O Q&AM, apesar de poder ser difundido pela internet, é diferente do modelo debate TV onde a conversa (programada ou espontânea) é entre poucos para ser difundida para muitos.

No debate TV em directo ou diferido, o verdadeiro interlocutor não é o "interlocutor" TV, pois todos falam para os telespectadores que não interferem, apenas ouvem, calados com a participação possivel  de 0%.
Os telefonemas online, filtrados ou não, são apenas "show" pois representam 0,000000??% em milhares de telespectadores, isto é, são entretenimento não são intervenção.
O interlocutor presente na sala, qualquer que seja a sua intervenção, apenas serve como "tabela", um mero pretexto, para outro aproveitar e difundir os "falares" desejados para os ouvintes telespectadores. Muitas vezes, qualquer relação entre o que um diz e o outro responde é pura coincidência.

Como diz a "teoria", no debate TV, o importante não é o que acontece lá mas sim a sua consequência na percepção dos telespectadores, ou seja, a regra é "Perder no debate e ganhar na audiência é óptimo, o contrário é péssimo".
No debate Q&AM a regra é diferente, ela diz que "Perder no debate é perder tudo" pois a audiência presente é o único interlocutor e as consequências só existem nela. Os participantes convencem-se ou não, entregam o seu voto ou não, tudo começa e acaba aqui.

Como exemplo de um Q&AM simplificado, apresenta-se um movieclip (4m) do filme Swing vote, 2008, com Kevin Costner. Neste caso, apesar de haver audiência, ela não "existe", pois a única consequência existente é o único interlocutor dos candidatos decidir em quem vai votar.

Tema:
Na eleição do Presidente USA, os dois candidatos ficam empatados. Descobre-se que, numa aldeola do Novo México, por falha de energia, o eleitor ficou registado mas o seu voto não ficou. Por lei, neste caso, o cidadão pode repetir o voto no prazo de 10 dias. Entretanto devido ao empate existente, este único voto decidirá o Presidente eleito.
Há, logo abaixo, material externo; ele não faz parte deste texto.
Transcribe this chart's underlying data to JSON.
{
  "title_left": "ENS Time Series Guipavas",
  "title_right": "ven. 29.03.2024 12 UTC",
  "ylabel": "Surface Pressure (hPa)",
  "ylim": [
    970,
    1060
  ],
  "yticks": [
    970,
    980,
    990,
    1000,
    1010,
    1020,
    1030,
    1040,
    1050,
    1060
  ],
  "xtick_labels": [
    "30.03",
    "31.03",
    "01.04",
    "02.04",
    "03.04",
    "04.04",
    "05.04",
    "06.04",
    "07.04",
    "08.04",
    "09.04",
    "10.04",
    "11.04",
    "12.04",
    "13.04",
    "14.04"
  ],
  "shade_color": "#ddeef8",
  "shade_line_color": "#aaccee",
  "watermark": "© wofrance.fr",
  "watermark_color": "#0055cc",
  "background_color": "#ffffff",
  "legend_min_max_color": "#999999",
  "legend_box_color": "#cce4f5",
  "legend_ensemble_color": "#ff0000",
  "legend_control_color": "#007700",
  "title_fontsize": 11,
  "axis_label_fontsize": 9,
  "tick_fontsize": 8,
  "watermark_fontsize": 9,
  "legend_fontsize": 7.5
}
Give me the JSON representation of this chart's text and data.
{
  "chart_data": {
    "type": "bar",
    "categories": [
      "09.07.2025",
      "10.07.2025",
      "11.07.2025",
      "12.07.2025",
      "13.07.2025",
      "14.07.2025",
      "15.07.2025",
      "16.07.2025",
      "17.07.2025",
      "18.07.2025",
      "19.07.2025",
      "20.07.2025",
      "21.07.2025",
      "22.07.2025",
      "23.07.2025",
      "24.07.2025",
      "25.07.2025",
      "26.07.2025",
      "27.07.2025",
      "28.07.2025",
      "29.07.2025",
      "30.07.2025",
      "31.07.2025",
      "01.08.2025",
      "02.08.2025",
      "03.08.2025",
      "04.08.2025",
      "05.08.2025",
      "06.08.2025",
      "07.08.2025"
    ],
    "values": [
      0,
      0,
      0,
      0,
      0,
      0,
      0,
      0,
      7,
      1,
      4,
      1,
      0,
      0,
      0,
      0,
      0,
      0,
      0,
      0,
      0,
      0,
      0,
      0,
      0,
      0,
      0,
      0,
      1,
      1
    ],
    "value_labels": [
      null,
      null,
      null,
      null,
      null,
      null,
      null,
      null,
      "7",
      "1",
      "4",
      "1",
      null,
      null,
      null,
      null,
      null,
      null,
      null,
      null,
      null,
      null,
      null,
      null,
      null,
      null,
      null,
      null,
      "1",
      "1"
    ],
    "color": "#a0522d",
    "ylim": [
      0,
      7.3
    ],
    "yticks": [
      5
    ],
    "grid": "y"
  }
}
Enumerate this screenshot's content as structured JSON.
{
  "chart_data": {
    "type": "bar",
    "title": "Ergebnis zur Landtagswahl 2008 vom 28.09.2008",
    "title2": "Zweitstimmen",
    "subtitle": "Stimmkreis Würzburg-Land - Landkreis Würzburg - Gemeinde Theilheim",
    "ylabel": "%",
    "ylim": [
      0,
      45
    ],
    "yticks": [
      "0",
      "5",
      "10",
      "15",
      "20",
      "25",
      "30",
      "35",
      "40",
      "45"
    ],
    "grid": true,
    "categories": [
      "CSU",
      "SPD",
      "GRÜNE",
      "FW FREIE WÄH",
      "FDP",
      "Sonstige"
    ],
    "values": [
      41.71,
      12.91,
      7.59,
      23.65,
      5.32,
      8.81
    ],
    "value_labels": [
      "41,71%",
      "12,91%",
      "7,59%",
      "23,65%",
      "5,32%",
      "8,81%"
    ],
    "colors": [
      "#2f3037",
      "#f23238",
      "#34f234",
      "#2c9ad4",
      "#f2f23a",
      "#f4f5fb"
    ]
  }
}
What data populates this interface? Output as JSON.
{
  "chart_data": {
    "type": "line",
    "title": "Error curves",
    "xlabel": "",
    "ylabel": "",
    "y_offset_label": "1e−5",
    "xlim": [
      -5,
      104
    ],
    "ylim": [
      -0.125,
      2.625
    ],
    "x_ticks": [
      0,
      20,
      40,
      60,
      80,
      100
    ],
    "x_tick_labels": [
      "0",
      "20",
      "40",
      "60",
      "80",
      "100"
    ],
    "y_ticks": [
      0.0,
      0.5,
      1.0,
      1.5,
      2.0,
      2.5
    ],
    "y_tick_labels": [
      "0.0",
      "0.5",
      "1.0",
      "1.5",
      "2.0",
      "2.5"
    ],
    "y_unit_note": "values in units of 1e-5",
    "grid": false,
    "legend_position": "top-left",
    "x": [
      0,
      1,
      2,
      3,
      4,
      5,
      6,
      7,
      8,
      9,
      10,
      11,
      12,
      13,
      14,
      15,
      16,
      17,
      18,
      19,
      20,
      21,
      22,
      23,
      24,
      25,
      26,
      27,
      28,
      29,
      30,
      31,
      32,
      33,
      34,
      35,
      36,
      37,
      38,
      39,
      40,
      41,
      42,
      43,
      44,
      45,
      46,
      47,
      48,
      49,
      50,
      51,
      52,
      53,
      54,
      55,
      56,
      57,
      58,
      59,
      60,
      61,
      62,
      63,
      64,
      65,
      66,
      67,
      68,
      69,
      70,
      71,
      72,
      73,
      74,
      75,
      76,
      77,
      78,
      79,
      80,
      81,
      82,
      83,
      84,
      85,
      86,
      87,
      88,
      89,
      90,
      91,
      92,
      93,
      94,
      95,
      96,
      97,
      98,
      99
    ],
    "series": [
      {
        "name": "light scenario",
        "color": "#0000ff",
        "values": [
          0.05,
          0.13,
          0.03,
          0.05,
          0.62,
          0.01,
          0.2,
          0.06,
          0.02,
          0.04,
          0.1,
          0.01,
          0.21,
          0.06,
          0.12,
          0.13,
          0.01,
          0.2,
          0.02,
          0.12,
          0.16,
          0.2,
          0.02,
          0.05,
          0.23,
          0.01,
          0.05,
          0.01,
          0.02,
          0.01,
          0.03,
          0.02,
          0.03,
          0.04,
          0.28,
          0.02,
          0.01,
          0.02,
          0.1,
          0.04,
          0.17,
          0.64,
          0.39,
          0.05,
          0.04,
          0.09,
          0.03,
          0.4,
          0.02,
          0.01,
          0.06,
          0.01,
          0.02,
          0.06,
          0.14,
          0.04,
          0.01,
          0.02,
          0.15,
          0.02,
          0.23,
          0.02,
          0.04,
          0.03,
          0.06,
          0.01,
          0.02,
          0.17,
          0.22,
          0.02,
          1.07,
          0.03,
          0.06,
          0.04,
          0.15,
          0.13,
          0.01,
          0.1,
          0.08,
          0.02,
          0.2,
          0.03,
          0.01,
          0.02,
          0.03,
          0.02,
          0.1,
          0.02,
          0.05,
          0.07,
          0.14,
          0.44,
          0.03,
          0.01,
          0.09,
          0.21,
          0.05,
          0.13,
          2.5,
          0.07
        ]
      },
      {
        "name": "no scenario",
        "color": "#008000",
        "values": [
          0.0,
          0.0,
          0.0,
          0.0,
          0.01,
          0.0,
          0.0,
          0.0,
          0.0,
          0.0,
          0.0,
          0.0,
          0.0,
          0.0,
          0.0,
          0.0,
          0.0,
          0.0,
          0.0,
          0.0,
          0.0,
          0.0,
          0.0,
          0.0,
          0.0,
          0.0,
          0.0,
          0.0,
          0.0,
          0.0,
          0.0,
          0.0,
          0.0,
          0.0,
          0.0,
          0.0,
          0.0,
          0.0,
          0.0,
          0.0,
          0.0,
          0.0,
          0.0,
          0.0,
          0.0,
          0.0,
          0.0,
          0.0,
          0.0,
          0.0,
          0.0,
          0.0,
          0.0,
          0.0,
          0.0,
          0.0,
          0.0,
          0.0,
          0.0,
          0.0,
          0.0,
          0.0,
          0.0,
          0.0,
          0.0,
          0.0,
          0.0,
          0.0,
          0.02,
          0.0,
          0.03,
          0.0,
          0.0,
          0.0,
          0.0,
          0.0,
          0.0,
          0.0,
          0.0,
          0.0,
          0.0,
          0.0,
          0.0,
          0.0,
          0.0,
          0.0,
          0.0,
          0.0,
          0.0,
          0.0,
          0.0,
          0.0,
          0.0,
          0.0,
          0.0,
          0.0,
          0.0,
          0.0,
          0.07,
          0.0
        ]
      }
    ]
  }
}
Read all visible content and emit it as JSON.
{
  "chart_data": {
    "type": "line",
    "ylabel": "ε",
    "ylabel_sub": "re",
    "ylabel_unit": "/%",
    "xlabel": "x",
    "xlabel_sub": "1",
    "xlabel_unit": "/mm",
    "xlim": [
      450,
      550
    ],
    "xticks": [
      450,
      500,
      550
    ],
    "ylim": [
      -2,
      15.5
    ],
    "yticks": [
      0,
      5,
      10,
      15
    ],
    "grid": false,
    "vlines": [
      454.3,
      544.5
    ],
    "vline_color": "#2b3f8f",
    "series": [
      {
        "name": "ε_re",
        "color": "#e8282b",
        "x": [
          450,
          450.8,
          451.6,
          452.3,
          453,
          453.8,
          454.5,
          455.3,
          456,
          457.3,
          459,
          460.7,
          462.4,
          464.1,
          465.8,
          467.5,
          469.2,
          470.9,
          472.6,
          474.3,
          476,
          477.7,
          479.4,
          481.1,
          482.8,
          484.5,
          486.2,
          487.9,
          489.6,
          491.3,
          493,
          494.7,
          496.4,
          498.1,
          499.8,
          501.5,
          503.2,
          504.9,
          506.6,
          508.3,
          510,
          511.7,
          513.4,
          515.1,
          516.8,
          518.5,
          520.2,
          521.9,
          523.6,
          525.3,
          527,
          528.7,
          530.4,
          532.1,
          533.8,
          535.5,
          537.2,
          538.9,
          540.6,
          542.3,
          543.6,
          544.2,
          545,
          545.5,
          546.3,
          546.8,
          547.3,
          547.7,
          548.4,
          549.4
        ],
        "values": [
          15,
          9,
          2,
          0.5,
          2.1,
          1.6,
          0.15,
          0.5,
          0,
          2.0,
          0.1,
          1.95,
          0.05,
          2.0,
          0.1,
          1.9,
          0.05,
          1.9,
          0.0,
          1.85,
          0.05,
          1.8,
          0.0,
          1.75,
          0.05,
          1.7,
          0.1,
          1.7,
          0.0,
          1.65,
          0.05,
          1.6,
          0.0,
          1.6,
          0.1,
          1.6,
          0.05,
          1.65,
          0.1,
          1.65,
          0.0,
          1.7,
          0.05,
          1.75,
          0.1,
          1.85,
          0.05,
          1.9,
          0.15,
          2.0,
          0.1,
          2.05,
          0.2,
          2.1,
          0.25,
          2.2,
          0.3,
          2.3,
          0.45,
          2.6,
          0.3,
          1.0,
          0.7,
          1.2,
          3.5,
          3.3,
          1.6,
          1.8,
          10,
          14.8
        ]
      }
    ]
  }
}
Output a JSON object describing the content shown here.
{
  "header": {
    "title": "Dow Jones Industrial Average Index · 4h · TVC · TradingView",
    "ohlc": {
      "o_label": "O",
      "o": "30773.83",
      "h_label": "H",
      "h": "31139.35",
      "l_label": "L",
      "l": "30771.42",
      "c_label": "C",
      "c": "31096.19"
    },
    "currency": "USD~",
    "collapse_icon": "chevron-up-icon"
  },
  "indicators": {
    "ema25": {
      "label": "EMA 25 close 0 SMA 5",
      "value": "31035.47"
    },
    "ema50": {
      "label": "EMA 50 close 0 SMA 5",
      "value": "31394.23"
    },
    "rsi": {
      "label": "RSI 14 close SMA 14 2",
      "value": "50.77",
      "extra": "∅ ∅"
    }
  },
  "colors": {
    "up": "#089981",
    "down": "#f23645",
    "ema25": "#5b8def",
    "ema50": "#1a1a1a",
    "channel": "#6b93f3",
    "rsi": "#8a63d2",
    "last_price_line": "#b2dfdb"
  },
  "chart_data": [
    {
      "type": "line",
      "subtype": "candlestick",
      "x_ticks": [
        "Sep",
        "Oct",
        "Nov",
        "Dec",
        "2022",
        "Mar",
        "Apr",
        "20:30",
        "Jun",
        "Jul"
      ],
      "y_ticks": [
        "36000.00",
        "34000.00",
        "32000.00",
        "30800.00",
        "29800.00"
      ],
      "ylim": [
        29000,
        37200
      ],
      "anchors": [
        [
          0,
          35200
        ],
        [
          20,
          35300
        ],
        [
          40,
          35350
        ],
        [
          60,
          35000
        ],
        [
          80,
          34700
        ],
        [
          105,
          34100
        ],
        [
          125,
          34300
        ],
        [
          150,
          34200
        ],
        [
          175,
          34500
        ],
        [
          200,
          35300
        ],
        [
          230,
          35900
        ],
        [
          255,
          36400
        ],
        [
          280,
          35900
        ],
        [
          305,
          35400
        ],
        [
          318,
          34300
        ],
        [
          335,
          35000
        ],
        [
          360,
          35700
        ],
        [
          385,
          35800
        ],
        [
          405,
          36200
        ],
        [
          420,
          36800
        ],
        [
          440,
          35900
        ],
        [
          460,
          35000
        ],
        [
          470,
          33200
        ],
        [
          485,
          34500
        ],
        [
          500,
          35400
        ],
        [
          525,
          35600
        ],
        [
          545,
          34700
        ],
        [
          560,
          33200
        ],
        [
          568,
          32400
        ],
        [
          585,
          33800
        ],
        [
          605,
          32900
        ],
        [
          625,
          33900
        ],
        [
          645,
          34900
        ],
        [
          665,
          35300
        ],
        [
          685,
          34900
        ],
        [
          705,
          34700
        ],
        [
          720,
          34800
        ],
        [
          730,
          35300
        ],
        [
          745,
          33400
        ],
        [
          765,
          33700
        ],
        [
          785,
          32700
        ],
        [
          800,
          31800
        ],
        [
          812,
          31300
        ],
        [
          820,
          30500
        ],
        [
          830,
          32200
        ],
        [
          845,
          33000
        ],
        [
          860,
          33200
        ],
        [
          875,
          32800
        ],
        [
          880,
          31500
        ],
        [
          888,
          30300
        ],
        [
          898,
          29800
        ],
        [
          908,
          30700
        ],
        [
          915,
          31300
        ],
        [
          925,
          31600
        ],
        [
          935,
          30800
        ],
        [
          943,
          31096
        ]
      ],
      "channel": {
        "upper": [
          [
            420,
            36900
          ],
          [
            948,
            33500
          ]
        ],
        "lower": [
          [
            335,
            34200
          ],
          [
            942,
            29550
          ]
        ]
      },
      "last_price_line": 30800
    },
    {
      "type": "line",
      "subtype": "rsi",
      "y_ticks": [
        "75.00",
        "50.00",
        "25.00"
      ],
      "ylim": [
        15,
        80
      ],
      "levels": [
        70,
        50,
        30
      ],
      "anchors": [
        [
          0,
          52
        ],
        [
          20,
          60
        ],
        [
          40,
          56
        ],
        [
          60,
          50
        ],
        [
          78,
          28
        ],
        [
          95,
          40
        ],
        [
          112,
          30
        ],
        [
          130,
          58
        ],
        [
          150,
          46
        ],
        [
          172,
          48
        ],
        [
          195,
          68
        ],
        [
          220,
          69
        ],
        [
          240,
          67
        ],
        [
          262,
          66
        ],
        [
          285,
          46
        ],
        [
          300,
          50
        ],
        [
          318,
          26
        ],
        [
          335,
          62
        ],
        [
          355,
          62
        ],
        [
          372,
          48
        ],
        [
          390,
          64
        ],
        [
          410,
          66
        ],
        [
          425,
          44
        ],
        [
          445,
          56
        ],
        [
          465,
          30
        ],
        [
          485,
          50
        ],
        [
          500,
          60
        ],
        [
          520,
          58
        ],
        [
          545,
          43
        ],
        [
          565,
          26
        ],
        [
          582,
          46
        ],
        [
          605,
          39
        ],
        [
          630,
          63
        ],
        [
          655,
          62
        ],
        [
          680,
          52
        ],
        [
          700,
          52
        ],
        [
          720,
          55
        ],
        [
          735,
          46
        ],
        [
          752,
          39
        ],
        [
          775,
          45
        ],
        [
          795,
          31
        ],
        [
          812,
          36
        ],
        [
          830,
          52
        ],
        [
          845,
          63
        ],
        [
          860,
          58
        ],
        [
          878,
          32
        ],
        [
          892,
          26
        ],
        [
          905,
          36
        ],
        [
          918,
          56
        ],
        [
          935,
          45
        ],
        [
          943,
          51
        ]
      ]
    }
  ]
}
O cidadão cujo voto sofreu falha de energia (Kevin Costner) é um desempregado, semi alcoólico, politicamente analfabeto, abúlico, crédulo que só vive o "momento presente". Durante 10 dias é "perseguido" pelo massmédia e pelo marketing dos candidatos que o tentam "caçar" para o seu lado.
O seu Alter Ego é a filha de 10 anos, politicamente activa, que o protege, "chateia" e defende das manipulações e responsabilidade em que foi mergulhado.

Por fim, decide que tem que votar e precisa de informação. Entretanto, como recebeu milhares de cartas com pedidos e informações que não leu, angustiado, começa a lê-las e acaba por pedir um Q&AM com os dois candidatos onde estes responderão às suas perguntas, para ele poder escolher um deles.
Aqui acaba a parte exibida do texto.